El lunes de esta semana pasada, el pasado día 3, se cumplieron los cincuenta años de la muerte de Juan XXIII. Los que tenemos años, recordamos aquella tarde de domingo de Pentecostés en la que la mayor parte del mundo estuvo pendiente de los medios de comunicación que nos transmitían los últimos momentos de la vida del Papa Bueno que se había ganado el corazón del mundo. Es más, con sus últimos suspiros y el ofrecimiento de su vida por la paz el planeta tierra se hizo corazón y lágrima. Ningún acontecimiento hasta entonces había logrado sintonizar a las personas con un mismo sentimiento. Aquella tarde fue verdad que son el amor y la bondad, y no el poder y la fuerza, las que pueden cambiar la faz de la humanidad. La iglesia no debiera olvidar esta lección e insistir para que no se olvide.
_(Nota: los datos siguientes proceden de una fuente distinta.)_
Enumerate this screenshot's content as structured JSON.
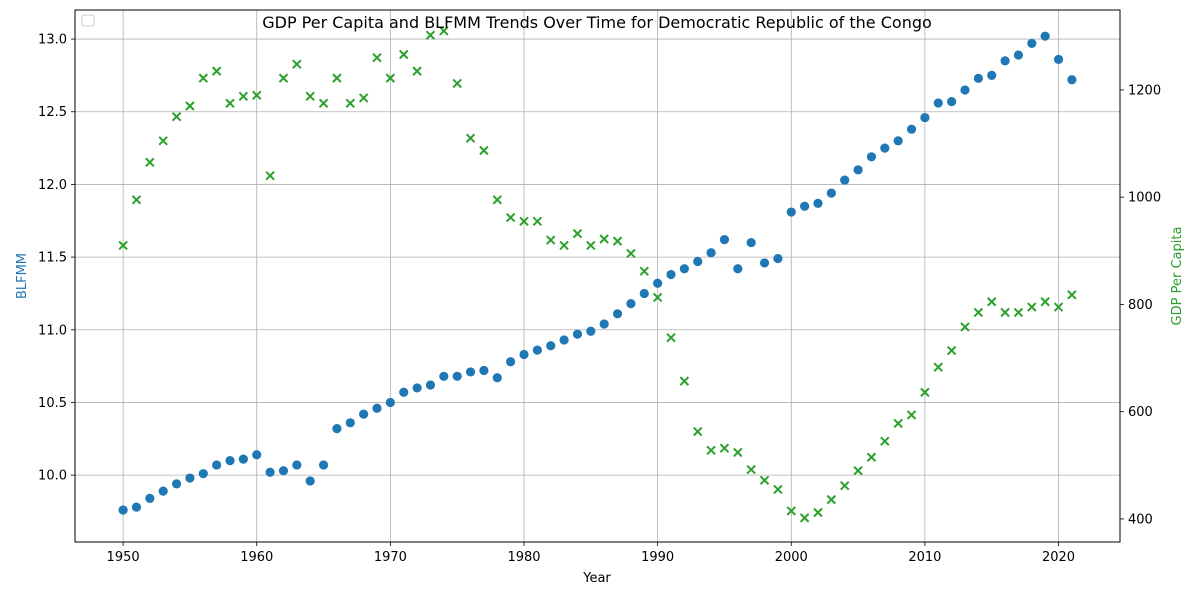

La aclamación y reconocimiento de su santidad fue unánime. El Espíritu hizo en él y con él cosas grandes. Leyendo sin prejuicios los Diarios y Apuntes que escribió a lo largo de toda su vida, es difícil negarse a la existencia y a la fuerza del Espíritu. En él, como en otros santos, es evidente. Su tiempo de Sucesor de Pedro no llegó a cuatro años (28 de octubre de 1958 al 3 de junio de 1962), suficientes para cambiar y dar un sesgo nuevo a la imagen de la Iglesia. Pocos papas hicieron tanto en tan poco tiempo y manifestaron una preocupación tan evangélica y cuyos escritos y actuaciones han tenido tanto alcance y resonancia. Hasta Kruschev se inclinó ante su bondad. Cuesta trabajo entender por qué se tarda tanto en su canonización. Fue beatificado el 3 de septiembre de año 2000, después de 37 años de su muerte. Las canonizaciones tienen también una finalidad ejemplarizante para el tiempo en que se vive. Los santos, además de intercesores, nos marcan el paso de cómo vivir en esta iglesia y en este mundo. La afluencia de personas diaria, permanente y orante ante su cuerpo embalsamado en la Basílica Vaticana habla por sí sola del aprecio y veneración que le tiene el pueblo universal. Solo es comparable a la de Juan Pablo II. Su canonización puede ser un estímulo para volver a las fuentes y actitudes eclesiales del Concilio Vaticano II de la mano del Papa Francisco, de tan parecido y gestos similares al Papa Roncalli como muchos aprecian.

Estos cincuenta años han servido para profundizar y superar apreciaciones superficiales y equivocadas de su personalidad. Se tiene una visión simplona de este papa que nunca quiso abandonar ni esconder sus orígenes campesinos, de familia numerosa y pobre, campechano y simpático, pero de inteligencia poco común y de sentido eclesial y evangélico extraordinario, que supo congeniar como pocos el saber intelectual y universitario (por ser inteligente, fue enviado a Roma a estudiar la teología) con el saber de la experiencia, iluminada por la convicción de fe de que Dios guiaba su vida. No tenía hoja de ruta, sino que sabía leer «los signos de los tiempos».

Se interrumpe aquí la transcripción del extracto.